All procedures performed in studies involving human participants were in accordance with the ethical standards of the Kyoto University Graduate School and Faculty of Medicine, Ethics Committee (approval number, R2963) and with the 1964 Helsinki declaration and its later amendments or comparable ethical standards.

Informed consent

Informed consent was obtained by an opt-out method. The research executive office noted details of this study on their website. The office can consider that the informed consent is obtained unless participants request the office not to use their information.
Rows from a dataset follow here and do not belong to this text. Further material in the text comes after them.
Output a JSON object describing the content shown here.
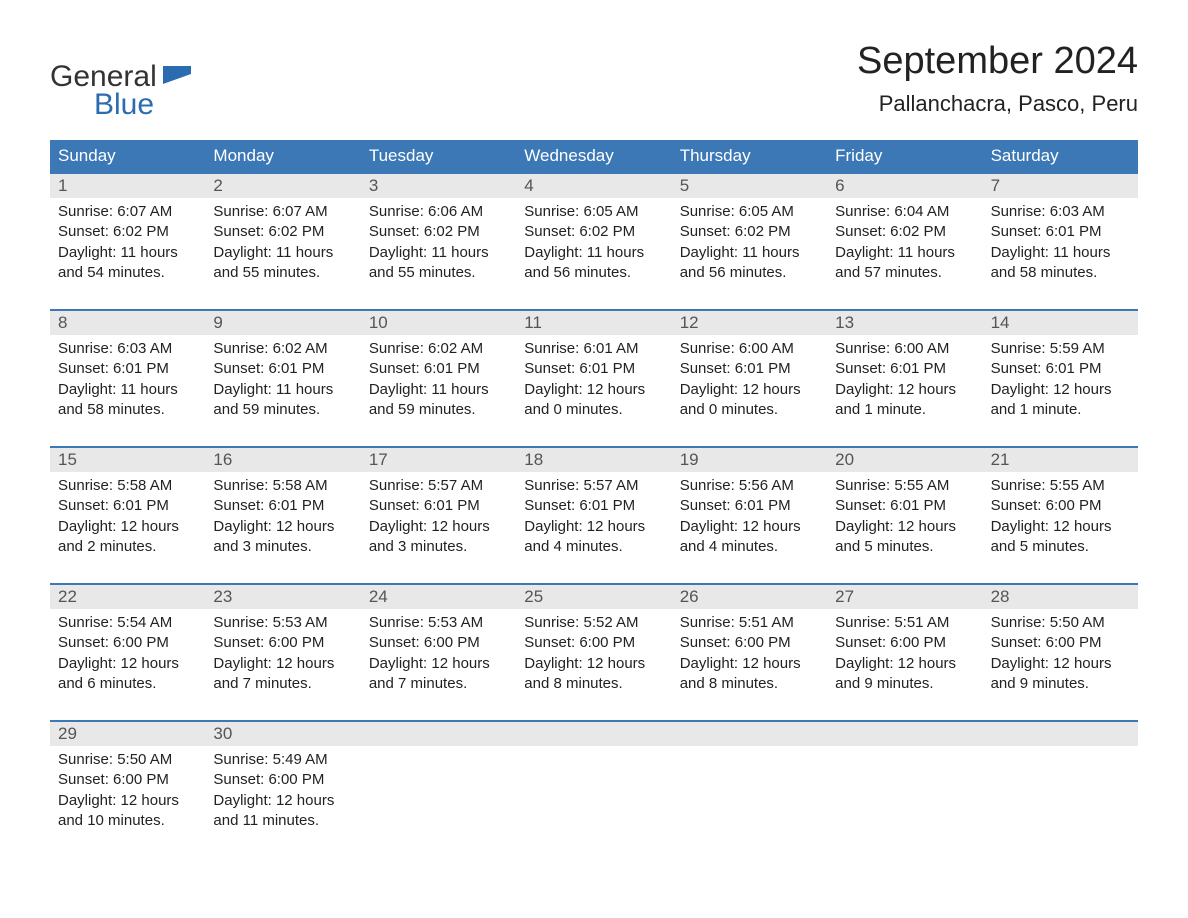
{
  "logo": {
    "word1": "General",
    "word2": "Blue",
    "icon_color": "#2b6cb0",
    "text_color_general": "#333333",
    "text_color_blue": "#2b6cb0"
  },
  "title": {
    "month_year": "September 2024",
    "location": "Pallanchacra, Pasco, Peru",
    "title_fontsize": 38,
    "location_fontsize": 22
  },
  "colors": {
    "header_bg": "#3b78b5",
    "header_text": "#ffffff",
    "daynum_bg": "#e8e8e8",
    "daynum_text": "#555555",
    "body_text": "#222222",
    "week_border": "#3b78b5",
    "page_bg": "#ffffff"
  },
  "weekdays": [
    "Sunday",
    "Monday",
    "Tuesday",
    "Wednesday",
    "Thursday",
    "Friday",
    "Saturday"
  ],
  "weeks": [
    [
      {
        "n": "1",
        "sunrise": "Sunrise: 6:07 AM",
        "sunset": "Sunset: 6:02 PM",
        "day1": "Daylight: 11 hours",
        "day2": "and 54 minutes."
      },
      {
        "n": "2",
        "sunrise": "Sunrise: 6:07 AM",
        "sunset": "Sunset: 6:02 PM",
        "day1": "Daylight: 11 hours",
        "day2": "and 55 minutes."
      },
      {
        "n": "3",
        "sunrise": "Sunrise: 6:06 AM",
        "sunset": "Sunset: 6:02 PM",
        "day1": "Daylight: 11 hours",
        "day2": "and 55 minutes."
      },
      {
        "n": "4",
        "sunrise": "Sunrise: 6:05 AM",
        "sunset": "Sunset: 6:02 PM",
        "day1": "Daylight: 11 hours",
        "day2": "and 56 minutes."
      },
      {
        "n": "5",
        "sunrise": "Sunrise: 6:05 AM",
        "sunset": "Sunset: 6:02 PM",
        "day1": "Daylight: 11 hours",
        "day2": "and 56 minutes."
      },
      {
        "n": "6",
        "sunrise": "Sunrise: 6:04 AM",
        "sunset": "Sunset: 6:02 PM",
        "day1": "Daylight: 11 hours",
        "day2": "and 57 minutes."
      },
      {
        "n": "7",
        "sunrise": "Sunrise: 6:03 AM",
        "sunset": "Sunset: 6:01 PM",
        "day1": "Daylight: 11 hours",
        "day2": "and 58 minutes."
      }
    ],
    [
      {
        "n": "8",
        "sunrise": "Sunrise: 6:03 AM",
        "sunset": "Sunset: 6:01 PM",
        "day1": "Daylight: 11 hours",
        "day2": "and 58 minutes."
      },
      {
        "n": "9",
        "sunrise": "Sunrise: 6:02 AM",
        "sunset": "Sunset: 6:01 PM",
        "day1": "Daylight: 11 hours",
        "day2": "and 59 minutes."
      },
      {
        "n": "10",
        "sunrise": "Sunrise: 6:02 AM",
        "sunset": "Sunset: 6:01 PM",
        "day1": "Daylight: 11 hours",
        "day2": "and 59 minutes."
      },
      {
        "n": "11",
        "sunrise": "Sunrise: 6:01 AM",
        "sunset": "Sunset: 6:01 PM",
        "day1": "Daylight: 12 hours",
        "day2": "and 0 minutes."
      },
      {
        "n": "12",
        "sunrise": "Sunrise: 6:00 AM",
        "sunset": "Sunset: 6:01 PM",
        "day1": "Daylight: 12 hours",
        "day2": "and 0 minutes."
      },
      {
        "n": "13",
        "sunrise": "Sunrise: 6:00 AM",
        "sunset": "Sunset: 6:01 PM",
        "day1": "Daylight: 12 hours",
        "day2": "and 1 minute."
      },
      {
        "n": "14",
        "sunrise": "Sunrise: 5:59 AM",
        "sunset": "Sunset: 6:01 PM",
        "day1": "Daylight: 12 hours",
        "day2": "and 1 minute."
      }
    ],
    [
      {
        "n": "15",
        "sunrise": "Sunrise: 5:58 AM",
        "sunset": "Sunset: 6:01 PM",
        "day1": "Daylight: 12 hours",
        "day2": "and 2 minutes."
      },
      {
        "n": "16",
        "sunrise": "Sunrise: 5:58 AM",
        "sunset": "Sunset: 6:01 PM",
        "day1": "Daylight: 12 hours",
        "day2": "and 3 minutes."
      },
      {
        "n": "17",
        "sunrise": "Sunrise: 5:57 AM",
        "sunset": "Sunset: 6:01 PM",
        "day1": "Daylight: 12 hours",
        "day2": "and 3 minutes."
      },
      {
        "n": "18",
        "sunrise": "Sunrise: 5:57 AM",
        "sunset": "Sunset: 6:01 PM",
        "day1": "Daylight: 12 hours",
        "day2": "and 4 minutes."
      },
      {
        "n": "19",
        "sunrise": "Sunrise: 5:56 AM",
        "sunset": "Sunset: 6:01 PM",
        "day1": "Daylight: 12 hours",
        "day2": "and 4 minutes."
      },
      {
        "n": "20",
        "sunrise": "Sunrise: 5:55 AM",
        "sunset": "Sunset: 6:01 PM",
        "day1": "Daylight: 12 hours",
        "day2": "and 5 minutes."
      },
      {
        "n": "21",
        "sunrise": "Sunrise: 5:55 AM",
        "sunset": "Sunset: 6:00 PM",
        "day1": "Daylight: 12 hours",
        "day2": "and 5 minutes."
      }
    ],
    [
      {
        "n": "22",
        "sunrise": "Sunrise: 5:54 AM",
        "sunset": "Sunset: 6:00 PM",
        "day1": "Daylight: 12 hours",
        "day2": "and 6 minutes."
      },
      {
        "n": "23",
        "sunrise": "Sunrise: 5:53 AM",
        "sunset": "Sunset: 6:00 PM",
        "day1": "Daylight: 12 hours",
        "day2": "and 7 minutes."
      },
      {
        "n": "24",
        "sunrise": "Sunrise: 5:53 AM",
        "sunset": "Sunset: 6:00 PM",
        "day1": "Daylight: 12 hours",
        "day2": "and 7 minutes."
      },
      {
        "n": "25",
        "sunrise": "Sunrise: 5:52 AM",
        "sunset": "Sunset: 6:00 PM",
        "day1": "Daylight: 12 hours",
        "day2": "and 8 minutes."
      },
      {
        "n": "26",
        "sunrise": "Sunrise: 5:51 AM",
        "sunset": "Sunset: 6:00 PM",
        "day1": "Daylight: 12 hours",
        "day2": "and 8 minutes."
      },
      {
        "n": "27",
        "sunrise": "Sunrise: 5:51 AM",
        "sunset": "Sunset: 6:00 PM",
        "day1": "Daylight: 12 hours",
        "day2": "and 9 minutes."
      },
      {
        "n": "28",
        "sunrise": "Sunrise: 5:50 AM",
        "sunset": "Sunset: 6:00 PM",
        "day1": "Daylight: 12 hours",
        "day2": "and 9 minutes."
      }
    ],
    [
      {
        "n": "29",
        "sunrise": "Sunrise: 5:50 AM",
        "sunset": "Sunset: 6:00 PM",
        "day1": "Daylight: 12 hours",
        "day2": "and 10 minutes."
      },
      {
        "n": "30",
        "sunrise": "Sunrise: 5:49 AM",
        "sunset": "Sunset: 6:00 PM",
        "day1": "Daylight: 12 hours",
        "day2": "and 11 minutes."
      },
      null,
      null,
      null,
      null,
      null
    ]
  ]
}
Declaration of competing interest

HF has no competing interests. KA received a research fund as the director of the Japan Medical Network Association from the Kyoto University.

Appendices.

Table A.

CMR and AGR by each risk factor

Risk factor			All patients (n = 6,050)				Without severe patients (n = 5,796)
Classification	Variable	Category	Participants (n, %)		Mortality (n)	CMR (%)	Participants (n, %)		Aggravation (n)	AGR (%)
SUD	Subgroup	I	2,878	47.6	70	2.4	2,792	48.2	108	3.9
		II	547	9.0	32	5.9	520	9.0	47	9.0
		III	2,526	41.8	299	11.8	2,394	41.3	181	7.6
		IV	99	1.6	15	15.2	90	1.6	14	15.6
	Number of	0	3,942	65.2	220	5.6	3,802	65.6	181	4.8
	SUDs	1	1,492	24.7	131	8.8	1,415	24.4	113	8.0
		>1	616	10.2	65	10.6	579	10.0	56	9.7
A-DROP	A: Age	No	4,123	68.1	166	4.0	3,961	68.3	227	5.7
Score		Yes	1,927	31.9	250	13.0	1,835	31.7	123	6.7
	O: Orientation	No	5,488	90.7	314	5.7	5,342	92.2	307	5.7
		Yes	562	9.3	102	18.1	454	7.8	43	9.5
Basic	Sex	Male	3,624	59.9	270	7.5	3,445	59.4	254	7.4
characteristic		Female	2,426	40.1	146	6.0	2,351	40.6	96	4.1
	Age	<20	245	4.0	0	0.0	245	4.2	0	0.0
	(years)	20 to 64	3,180	52.6	102	3.2	3,067	52.9	155	5.1
		65 to 74	1,091	18.0	100	9.2	1,017	17.5	118	11.6
		>74	1,534	25.4	214	14.0	1,467	25.3	77	5.2
	BMI	<18.5	733	12.1	52	7.1	707	12.2	29	4.1
		18.5 to <25	3,185	52.6	203	6.4	3,069	53.0	137	4.5
		25 to <30	1,486	24.6	114	7.7	1,410	24.3	123	8.7
		30 to <35	473	7.8	31	6.6	447	7.7	41	9.2
		35 to <40	112	1.9	8	7.1	105	1.8	13	12.4
		≥40	61	1.0	8	13.1	58	1.0	7	12.1
	Smoking index	0	3,083	51.0	175	5.7	2,980	51.4	137	4.6
		>0	2,967	49.0	241	8.1	2,816	48.6	213	7.6
	ADL	Normal	3,149	52.0	68	2.2	3,133	54.1	72	2.3
		Abnormal	2,901	48.0	348	12.0	2,663	45.9	278	10.4

Abbreviations: ADL, Activities daily living; AGR, Aggravation rate; BMI, Body mass index; CMR, Crude mortality rate; SUD, Specialized underlying disease.

Table B.

Summary statistics of each risk factor in a numerical value

Variable	Mean	SD	Median	Min	Max
Number of SUDs	0.5	0.7	0	0	5
Age (years)	58.8	20.8	60	0	104
BMI	23.73	5.44	23.4	0.0	60.5
Smoking index	1,982.4	3,750.8	0	0	9999

Abbreviations: BMI, Body mass index; SD, Standard deviation; SUD, Specialized underlying disease.